Aber auch Bildungsreformen: „Wenn Menschen etwa im Irak heute ihr Weltbild ausschließlich nach dem gestalten, was sie in der Schule gelernt haben“, erzählt Peter Prove vom Weltkirchenrat, "dann müssen sie zu dem Schluss kommen, dass vor dem Islam absolut nichts war: kein gemeinschaftliches Leben, keine soziale Diversität - was offenkundig nicht den Tatsachen entspricht. Daher ist unser Anspruch auch, dass Bildungsangebote reformiert werden, um den Menschen in diesen Ländern ein umfassenderes Verständnis von der historischen und sozialen Realität zu vermitteln.

Umsetzung in die Tat gefordert

Der „Plan of Action“ steht, nun muss er in die Tat umgesetzt werden. In den kommenden Monaten wird es laut Alvaro Albacete, Vize-Generalsekretär des KAICIID, vor allem darum gehen, „überall dort, wo es uns schon gelungen ist, Plattformen religiöser Führer zu etablieren, unsere Aktivitäten auszuweiten und Akteure sowohl auf Regierungs- als auch Nichtregierungsebene einzubinden.“

Warum das so wichtig sei, illustriert Dieng anhand eines jüngsten Aufenthaltes auf dem West-Balkan: "Wir haben dort erfreut zur Kenntnis genommen, dass - zumindest in Bosnien-Herzegowina - die religiösen Führer zusammengekommen sind, um gemeinsam alle verschiedenen Gedenkstätten (für die Opfer der Jugoslawienkriege, Anm.).
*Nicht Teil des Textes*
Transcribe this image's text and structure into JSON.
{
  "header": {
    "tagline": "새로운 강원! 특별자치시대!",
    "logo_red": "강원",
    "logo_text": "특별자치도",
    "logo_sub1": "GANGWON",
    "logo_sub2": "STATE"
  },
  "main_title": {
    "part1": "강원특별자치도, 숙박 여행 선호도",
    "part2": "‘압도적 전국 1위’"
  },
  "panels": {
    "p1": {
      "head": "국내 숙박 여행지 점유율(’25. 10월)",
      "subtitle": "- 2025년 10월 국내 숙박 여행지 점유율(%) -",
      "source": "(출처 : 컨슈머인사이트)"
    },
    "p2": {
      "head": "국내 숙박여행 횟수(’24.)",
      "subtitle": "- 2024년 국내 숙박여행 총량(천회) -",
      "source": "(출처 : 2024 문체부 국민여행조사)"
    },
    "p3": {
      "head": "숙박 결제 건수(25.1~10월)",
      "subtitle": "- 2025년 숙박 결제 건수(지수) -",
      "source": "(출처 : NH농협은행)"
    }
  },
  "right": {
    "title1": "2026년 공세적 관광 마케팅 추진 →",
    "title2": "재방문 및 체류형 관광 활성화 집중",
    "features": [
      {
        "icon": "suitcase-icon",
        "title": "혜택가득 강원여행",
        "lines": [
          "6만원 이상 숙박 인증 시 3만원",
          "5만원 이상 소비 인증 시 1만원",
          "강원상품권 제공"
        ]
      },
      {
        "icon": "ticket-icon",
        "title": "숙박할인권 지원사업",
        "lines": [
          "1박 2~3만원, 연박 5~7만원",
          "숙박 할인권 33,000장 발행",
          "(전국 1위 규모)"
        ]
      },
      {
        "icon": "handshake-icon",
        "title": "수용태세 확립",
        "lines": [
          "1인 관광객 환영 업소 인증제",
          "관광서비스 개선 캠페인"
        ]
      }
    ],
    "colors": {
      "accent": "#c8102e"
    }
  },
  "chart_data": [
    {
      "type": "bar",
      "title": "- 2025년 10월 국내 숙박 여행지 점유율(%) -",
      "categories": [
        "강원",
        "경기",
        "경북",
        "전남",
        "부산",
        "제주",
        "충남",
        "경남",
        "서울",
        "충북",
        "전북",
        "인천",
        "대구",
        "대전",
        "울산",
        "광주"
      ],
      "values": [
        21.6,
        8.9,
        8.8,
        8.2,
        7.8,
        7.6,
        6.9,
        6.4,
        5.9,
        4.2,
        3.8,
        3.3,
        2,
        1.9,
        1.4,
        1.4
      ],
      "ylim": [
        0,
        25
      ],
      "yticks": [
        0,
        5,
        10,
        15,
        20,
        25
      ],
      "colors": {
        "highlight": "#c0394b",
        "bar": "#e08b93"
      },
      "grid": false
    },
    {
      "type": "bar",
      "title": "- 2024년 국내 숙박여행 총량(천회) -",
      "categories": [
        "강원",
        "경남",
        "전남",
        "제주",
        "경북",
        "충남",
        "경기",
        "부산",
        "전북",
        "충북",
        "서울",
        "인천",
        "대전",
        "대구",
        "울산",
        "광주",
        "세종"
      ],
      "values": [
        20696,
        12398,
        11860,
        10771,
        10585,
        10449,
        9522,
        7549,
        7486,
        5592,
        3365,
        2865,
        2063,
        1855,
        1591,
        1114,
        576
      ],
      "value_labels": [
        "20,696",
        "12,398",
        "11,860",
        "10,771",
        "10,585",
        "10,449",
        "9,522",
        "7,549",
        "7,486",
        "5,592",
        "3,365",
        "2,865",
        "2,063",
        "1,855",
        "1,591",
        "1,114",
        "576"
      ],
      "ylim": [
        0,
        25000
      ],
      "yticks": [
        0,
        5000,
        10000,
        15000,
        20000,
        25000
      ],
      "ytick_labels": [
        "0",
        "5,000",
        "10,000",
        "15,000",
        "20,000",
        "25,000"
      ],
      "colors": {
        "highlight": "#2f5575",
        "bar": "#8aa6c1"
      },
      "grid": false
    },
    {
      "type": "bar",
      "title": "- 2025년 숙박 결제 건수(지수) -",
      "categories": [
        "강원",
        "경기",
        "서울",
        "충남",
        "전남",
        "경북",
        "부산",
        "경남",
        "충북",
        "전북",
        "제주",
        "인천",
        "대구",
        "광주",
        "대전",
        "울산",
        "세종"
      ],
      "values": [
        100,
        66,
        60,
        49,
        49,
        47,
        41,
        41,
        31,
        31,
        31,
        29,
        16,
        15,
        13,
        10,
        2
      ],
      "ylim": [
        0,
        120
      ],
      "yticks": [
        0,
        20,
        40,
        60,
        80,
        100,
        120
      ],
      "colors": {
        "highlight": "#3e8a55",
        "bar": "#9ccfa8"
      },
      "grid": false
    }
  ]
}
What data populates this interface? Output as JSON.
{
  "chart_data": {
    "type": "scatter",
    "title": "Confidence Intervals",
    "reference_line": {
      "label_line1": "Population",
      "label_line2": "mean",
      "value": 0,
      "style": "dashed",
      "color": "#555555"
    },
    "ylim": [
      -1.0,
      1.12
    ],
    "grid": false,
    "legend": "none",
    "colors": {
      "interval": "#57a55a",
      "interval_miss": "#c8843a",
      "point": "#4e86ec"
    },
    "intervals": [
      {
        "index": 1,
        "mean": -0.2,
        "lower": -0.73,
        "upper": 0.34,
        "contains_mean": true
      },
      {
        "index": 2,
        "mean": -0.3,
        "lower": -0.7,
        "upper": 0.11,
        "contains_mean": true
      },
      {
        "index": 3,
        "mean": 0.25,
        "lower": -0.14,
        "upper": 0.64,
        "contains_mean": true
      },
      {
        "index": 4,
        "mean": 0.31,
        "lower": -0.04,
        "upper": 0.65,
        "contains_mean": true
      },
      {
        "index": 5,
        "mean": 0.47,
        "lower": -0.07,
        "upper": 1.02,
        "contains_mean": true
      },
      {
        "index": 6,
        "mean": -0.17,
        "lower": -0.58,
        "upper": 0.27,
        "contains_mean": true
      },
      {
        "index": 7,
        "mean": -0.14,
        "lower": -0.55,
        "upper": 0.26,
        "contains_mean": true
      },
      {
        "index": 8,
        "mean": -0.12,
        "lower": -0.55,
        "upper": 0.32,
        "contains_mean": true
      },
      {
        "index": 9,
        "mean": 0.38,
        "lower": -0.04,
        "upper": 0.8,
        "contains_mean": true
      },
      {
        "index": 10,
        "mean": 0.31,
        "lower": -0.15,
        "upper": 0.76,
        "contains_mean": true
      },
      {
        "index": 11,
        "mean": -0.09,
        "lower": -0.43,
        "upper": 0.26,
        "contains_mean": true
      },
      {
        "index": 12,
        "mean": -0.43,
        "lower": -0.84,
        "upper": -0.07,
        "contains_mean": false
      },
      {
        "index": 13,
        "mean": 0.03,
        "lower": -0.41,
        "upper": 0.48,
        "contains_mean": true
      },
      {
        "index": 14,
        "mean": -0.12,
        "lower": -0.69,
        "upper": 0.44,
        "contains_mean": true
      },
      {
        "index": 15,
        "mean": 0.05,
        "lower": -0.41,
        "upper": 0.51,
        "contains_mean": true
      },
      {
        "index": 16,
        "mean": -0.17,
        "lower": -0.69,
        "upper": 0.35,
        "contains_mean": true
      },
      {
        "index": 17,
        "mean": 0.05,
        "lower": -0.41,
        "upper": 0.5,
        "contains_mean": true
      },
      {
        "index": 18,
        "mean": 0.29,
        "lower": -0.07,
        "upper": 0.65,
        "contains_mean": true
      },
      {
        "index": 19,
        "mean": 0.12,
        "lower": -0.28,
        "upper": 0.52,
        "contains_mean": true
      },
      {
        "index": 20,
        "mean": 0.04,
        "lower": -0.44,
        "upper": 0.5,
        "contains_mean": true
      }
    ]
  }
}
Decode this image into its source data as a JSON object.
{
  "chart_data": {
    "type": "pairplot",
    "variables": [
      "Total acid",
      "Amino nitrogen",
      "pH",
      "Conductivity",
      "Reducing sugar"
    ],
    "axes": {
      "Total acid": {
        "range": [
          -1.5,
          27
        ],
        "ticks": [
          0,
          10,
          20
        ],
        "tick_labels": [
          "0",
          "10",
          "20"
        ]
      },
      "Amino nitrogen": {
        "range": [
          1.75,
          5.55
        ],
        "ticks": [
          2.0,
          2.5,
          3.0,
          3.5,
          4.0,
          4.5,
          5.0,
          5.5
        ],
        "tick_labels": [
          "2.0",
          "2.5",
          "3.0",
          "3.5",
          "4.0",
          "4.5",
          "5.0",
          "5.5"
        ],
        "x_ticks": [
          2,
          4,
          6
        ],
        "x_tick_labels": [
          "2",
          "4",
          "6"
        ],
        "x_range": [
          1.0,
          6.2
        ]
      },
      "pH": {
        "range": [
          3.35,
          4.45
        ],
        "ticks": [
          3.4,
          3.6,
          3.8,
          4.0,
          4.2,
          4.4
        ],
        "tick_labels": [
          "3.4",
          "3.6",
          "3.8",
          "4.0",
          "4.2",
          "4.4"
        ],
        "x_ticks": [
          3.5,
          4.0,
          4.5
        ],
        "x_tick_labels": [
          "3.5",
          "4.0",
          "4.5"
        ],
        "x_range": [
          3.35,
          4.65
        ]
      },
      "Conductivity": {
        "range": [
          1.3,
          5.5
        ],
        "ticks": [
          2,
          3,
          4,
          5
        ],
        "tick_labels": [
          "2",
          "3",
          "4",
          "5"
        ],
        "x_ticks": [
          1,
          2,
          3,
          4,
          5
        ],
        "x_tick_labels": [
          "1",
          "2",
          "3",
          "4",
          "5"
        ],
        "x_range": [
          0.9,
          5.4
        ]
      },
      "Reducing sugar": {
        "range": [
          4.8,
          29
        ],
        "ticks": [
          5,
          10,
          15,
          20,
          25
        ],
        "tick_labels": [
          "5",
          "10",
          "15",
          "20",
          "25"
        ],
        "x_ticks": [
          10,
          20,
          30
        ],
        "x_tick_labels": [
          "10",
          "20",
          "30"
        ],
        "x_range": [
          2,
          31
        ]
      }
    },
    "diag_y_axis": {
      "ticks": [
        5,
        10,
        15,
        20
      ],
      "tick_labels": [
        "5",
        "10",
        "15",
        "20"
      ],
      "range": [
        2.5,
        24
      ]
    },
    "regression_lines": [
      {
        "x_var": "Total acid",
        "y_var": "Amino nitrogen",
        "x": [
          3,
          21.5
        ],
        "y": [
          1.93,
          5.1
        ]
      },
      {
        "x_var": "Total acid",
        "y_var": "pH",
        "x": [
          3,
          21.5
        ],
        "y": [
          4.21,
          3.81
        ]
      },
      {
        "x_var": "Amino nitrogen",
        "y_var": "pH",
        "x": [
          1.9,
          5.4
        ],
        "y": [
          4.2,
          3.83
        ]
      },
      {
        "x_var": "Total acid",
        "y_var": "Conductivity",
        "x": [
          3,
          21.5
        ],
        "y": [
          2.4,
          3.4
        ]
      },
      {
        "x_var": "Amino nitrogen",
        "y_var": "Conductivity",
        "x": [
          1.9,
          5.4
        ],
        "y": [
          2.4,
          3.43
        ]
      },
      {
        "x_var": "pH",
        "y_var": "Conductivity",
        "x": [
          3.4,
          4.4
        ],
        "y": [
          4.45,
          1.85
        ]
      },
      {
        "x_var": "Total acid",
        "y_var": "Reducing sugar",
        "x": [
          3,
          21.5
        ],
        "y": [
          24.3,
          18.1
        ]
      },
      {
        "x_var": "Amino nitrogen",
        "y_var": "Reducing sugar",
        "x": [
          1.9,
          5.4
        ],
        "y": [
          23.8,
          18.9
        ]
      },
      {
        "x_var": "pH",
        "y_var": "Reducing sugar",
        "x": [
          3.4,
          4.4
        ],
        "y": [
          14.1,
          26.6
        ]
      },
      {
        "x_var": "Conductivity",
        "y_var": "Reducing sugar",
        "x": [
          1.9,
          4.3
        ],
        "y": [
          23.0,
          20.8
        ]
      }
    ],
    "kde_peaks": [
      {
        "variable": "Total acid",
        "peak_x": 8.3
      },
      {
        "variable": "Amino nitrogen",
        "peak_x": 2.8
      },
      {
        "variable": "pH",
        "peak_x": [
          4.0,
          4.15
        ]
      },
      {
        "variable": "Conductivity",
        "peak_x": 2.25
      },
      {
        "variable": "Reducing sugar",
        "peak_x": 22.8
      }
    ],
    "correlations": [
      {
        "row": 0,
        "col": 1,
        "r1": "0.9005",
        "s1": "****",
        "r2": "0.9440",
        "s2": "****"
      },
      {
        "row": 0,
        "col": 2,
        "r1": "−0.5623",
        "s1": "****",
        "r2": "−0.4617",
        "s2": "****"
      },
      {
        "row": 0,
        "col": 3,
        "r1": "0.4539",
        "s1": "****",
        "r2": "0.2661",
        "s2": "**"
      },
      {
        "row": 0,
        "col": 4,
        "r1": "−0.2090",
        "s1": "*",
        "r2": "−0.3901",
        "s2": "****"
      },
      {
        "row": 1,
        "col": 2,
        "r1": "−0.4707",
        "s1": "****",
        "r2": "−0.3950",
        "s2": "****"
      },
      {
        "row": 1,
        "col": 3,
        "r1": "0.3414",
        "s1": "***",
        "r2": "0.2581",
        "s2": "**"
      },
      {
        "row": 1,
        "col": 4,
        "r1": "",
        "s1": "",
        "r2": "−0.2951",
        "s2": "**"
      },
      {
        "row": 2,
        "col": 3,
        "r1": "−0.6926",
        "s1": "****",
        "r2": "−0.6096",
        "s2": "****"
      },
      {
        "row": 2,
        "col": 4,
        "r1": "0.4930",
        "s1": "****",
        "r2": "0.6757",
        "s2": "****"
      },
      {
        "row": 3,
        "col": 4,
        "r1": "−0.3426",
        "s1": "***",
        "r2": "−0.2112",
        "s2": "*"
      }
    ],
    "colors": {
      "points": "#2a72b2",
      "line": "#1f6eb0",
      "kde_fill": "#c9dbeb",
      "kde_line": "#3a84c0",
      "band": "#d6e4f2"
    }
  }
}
Die politischen Führer allerdings haben das verabsäumt." Der Präsident der serbischen Teilrepublik von Bosnien-Herzegowina, Milorad Dodik, habe ihm gegenüber offen eingeräumt: „Was wir tun - Kriegsverbrecher glorifizieren, Gebäude nach verurteilten Kriegsverbrechern benennen - ist falsch. Aber wir werden nicht aufhören, solange nicht die Anderen anerkennen, was unserem Volk im Zweiten Weltkrieg angetan wurde.“

Dem gegenüber, so Dieng, stehe die Tatsache, dass drei Viertel der Bevölkerung nichts Anderes als Frieden wollten: „Sie haben die Nase voll. Daher muss die EU starken Druck auf die politische Führung ausüben, diesen offenkundigen Mangel an Aussöhnungsbemühungen zu beenden.“ Im kommenden März will der senegalesische UNO-Richter und Diplomat daher bei einem Besuch im Kosovo ein Treffen religiöser Führer organisieren.